Members of the non-profit group seeking to reopen the lakefront Harley Clarke mansion are on track to being able to test their ability to raise funds for the project after an Evanston City Council vote Monday night.
The aldermen voted 8-1 to direct the city manager to draft a contract that would give the Evanston Lakehouse and Gardens group a 40-year lease on the building — but make the subject to the group hitting periodic multi-million dollar fundraising goals over the next three years.
Alderman Eleanor Revelle, 7th Ward, who proposed the resolution, said that if the fundraising targets weren’t met the city could consider other uses for the property.
She noted that the Lakehouse plan was the only response the city received to its request for proposals and said it should have broad appeal for the whole community.
Several other aldermen said they were worried that the fundraising goals might not be met.

A rendering, from the Lakehouse proposal, of how the mansion’s conservatory might be converted to an event space.
City Manager Wally Bobkiewicz said he would need to work with the Lakehouse group to determine appropriate fundraising goals for each stage of the campaign.
The Lakehouse group has anticipated that the city would contribute $250,000 toward the project.

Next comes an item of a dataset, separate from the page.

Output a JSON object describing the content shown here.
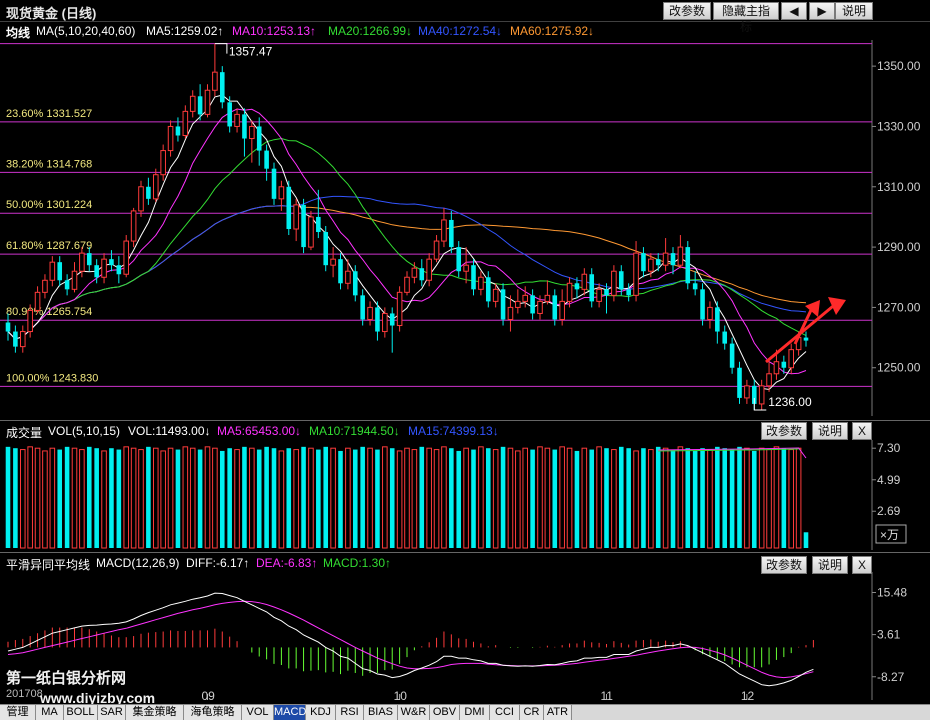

But Bobkiewicz said that money had already been spent to upgrade the foghouse buildings on the adjacent Lighthouse site, and several aldermen indicated that, given the city’s current budget constraints, they were unlikely to approve additional funding for the project.
There’s no money in the 2018 city budget for the mansion, Bobkiewicz said, and Alderman Ann Rainey, 8th Ward, asked, rhetorically, what additional employees the city would lay off to come up with such funds.
Bobkiewicz said he’d report back on the contract negotiations in time for the Council’s Jan. 22 meeting.
Leaders of the Lakehouse group told aldermen they are confident they can raise the funds needed for the project — that the lack of a lease with the city has been the major impediment to fundraising so far.
Alderman Judy Fiske, 1st Ward, said that if the fund drive wasn’t successful, the city most likely should demolish the mansion and try to restore the site to how it looked when first viewed by the early French explorers.